An AI-powered growth product manager agent for app developers. The tool for the phase after you build.

AI solved the building problem. Tools like Cursor, Claude Code, and Codex let one person ship production software in days. But nobody solved the post-ship problem: monitoring metrics across five tabs, correlating a DAU drop with the release you pushed Tuesday, figuring out if your paywall experiment is working. Pie is the AI tool for the phase after you build.
Pie is a native macOS app that acts as a product management and product health agent for app developers. It connects to the tools developers already use (PostHog, RevenueCat, Superwall, GitHub, App Store) and uses Claude's agentic tool-use API to monitor metrics, investigate anomalies, correlate code changes with metric shifts, and tell you exactly how to improve your app through a chat-first interface.

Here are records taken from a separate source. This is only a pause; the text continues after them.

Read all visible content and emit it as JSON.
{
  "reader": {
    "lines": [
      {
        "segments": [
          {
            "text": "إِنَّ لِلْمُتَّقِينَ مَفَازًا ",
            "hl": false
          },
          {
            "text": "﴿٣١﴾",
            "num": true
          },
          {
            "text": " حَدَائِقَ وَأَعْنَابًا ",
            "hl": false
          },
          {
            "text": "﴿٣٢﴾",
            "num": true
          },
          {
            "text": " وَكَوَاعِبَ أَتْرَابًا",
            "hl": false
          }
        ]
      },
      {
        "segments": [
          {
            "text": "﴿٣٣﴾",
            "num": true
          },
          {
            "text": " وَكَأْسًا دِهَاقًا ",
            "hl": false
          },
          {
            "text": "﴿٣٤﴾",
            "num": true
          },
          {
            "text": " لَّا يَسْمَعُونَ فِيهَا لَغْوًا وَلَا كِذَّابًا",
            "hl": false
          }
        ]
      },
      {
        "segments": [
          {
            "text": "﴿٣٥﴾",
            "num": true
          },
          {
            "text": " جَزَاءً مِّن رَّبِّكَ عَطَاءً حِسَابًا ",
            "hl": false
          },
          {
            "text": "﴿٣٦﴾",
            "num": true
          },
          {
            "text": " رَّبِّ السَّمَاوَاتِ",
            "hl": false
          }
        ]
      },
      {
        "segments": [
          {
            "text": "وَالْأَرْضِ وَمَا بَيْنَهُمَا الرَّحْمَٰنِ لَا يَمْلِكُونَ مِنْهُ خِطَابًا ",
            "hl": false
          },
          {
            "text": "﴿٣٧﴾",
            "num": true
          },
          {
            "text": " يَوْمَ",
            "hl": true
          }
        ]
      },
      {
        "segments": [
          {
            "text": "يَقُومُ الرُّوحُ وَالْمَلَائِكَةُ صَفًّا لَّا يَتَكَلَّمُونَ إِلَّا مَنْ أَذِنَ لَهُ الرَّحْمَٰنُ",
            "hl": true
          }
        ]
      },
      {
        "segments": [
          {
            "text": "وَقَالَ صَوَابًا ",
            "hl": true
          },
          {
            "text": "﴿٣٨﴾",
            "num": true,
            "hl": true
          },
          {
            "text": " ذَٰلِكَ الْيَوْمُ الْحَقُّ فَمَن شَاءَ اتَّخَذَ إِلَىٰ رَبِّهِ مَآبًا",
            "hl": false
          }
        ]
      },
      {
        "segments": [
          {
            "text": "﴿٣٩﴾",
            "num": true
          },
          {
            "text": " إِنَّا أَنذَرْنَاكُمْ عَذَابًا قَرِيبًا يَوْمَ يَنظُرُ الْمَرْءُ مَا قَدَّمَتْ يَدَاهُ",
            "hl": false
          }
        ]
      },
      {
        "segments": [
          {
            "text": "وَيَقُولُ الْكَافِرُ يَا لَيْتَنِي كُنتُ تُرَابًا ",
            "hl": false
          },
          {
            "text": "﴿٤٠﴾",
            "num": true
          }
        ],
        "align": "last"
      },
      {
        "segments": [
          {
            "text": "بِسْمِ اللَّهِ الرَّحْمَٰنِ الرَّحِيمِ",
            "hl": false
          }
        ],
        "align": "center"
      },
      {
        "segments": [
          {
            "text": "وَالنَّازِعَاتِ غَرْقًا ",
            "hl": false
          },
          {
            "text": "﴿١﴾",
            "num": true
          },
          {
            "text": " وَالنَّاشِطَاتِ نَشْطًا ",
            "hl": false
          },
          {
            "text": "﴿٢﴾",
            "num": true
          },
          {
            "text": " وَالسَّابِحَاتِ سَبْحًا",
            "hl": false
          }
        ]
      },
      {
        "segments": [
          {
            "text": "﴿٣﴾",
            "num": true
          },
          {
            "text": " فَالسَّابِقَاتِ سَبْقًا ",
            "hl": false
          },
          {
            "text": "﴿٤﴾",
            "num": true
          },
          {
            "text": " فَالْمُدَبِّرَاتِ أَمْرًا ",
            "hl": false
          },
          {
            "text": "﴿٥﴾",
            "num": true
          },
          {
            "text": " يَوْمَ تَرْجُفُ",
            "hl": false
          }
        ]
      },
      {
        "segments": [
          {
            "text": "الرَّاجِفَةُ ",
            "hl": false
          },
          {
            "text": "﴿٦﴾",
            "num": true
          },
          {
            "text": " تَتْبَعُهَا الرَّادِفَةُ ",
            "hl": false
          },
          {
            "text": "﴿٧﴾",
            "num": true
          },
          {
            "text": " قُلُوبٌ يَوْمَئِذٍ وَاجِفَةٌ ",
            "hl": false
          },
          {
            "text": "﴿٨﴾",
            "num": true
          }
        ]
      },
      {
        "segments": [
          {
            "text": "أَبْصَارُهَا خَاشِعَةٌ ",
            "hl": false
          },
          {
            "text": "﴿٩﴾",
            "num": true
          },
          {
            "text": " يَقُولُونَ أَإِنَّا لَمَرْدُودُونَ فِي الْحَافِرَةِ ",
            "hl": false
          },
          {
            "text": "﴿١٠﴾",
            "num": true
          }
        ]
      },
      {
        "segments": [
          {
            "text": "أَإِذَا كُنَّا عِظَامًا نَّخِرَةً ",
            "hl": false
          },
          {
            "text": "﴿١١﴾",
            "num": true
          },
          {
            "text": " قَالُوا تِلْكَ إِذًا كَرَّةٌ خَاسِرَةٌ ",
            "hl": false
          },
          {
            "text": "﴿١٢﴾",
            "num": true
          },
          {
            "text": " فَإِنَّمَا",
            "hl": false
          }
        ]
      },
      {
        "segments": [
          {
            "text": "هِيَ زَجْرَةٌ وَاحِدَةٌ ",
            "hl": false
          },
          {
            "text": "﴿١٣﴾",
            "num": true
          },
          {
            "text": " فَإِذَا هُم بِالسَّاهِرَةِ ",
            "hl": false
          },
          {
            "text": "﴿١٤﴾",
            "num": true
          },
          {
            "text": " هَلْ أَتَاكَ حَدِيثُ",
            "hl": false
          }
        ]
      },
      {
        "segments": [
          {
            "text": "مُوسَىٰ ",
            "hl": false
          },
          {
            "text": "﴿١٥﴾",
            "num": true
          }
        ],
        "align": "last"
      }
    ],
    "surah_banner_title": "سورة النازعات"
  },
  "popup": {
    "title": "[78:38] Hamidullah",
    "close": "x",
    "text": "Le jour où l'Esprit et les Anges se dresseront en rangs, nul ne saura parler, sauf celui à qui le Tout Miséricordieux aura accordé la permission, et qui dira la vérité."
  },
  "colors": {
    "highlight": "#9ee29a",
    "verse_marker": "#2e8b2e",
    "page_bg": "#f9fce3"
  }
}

Developers set growth goals inside Pie, and the agent works toward them. It tracks progress against your targets, surfaces what's helping and what's hurting, and recommends specific next steps to keep you on track. Instead of digging through dashboards, you get a goal-aware agent that ties every insight back to what you're actually trying to achieve.
The standout feature is Release Impact. Every time you ship a new version, Pie automatically computes a weighted impact score by comparing pre-release baseline metrics to post-release performance across multiple time windows. It detects confounding factors like nearby releases or missing metric coverage, and gives you a clear, honest read on whether your release actually moved the needle. No more guessing if that refactor helped or if your new onboarding flow converted better.
Under the hood is a 4-tier analysis system designed to solve alert fatigue. Cheap heuristic monitoring handles volume at zero API cost. When something meaningful fires, Claude automatically investigates by pulling metric context, checking recent commits, reading actual source code, and producing an analysis with causal attribution and confidence scoring. On top of that, daily briefs compare metrics to historical baselines, and weekly deep dives identify long-term trends across 60 to 90 day windows.
When Pie links a metric change to a code commit, it uses structured confidence bands and says "correlates with" rather than "causes." Users can rate any alert, and the feedback is injected directly into system prompts to calibrate the AI's conservatism over time. It's prompt-level RLHF without any model fine-tuning.
The entire product was built by one person. Native SwiftUI and SwiftData, five data source integrations, a tiered AI system, and a custom design system. It's a proof of what's possible when AI-assisted development meets strong product instinct.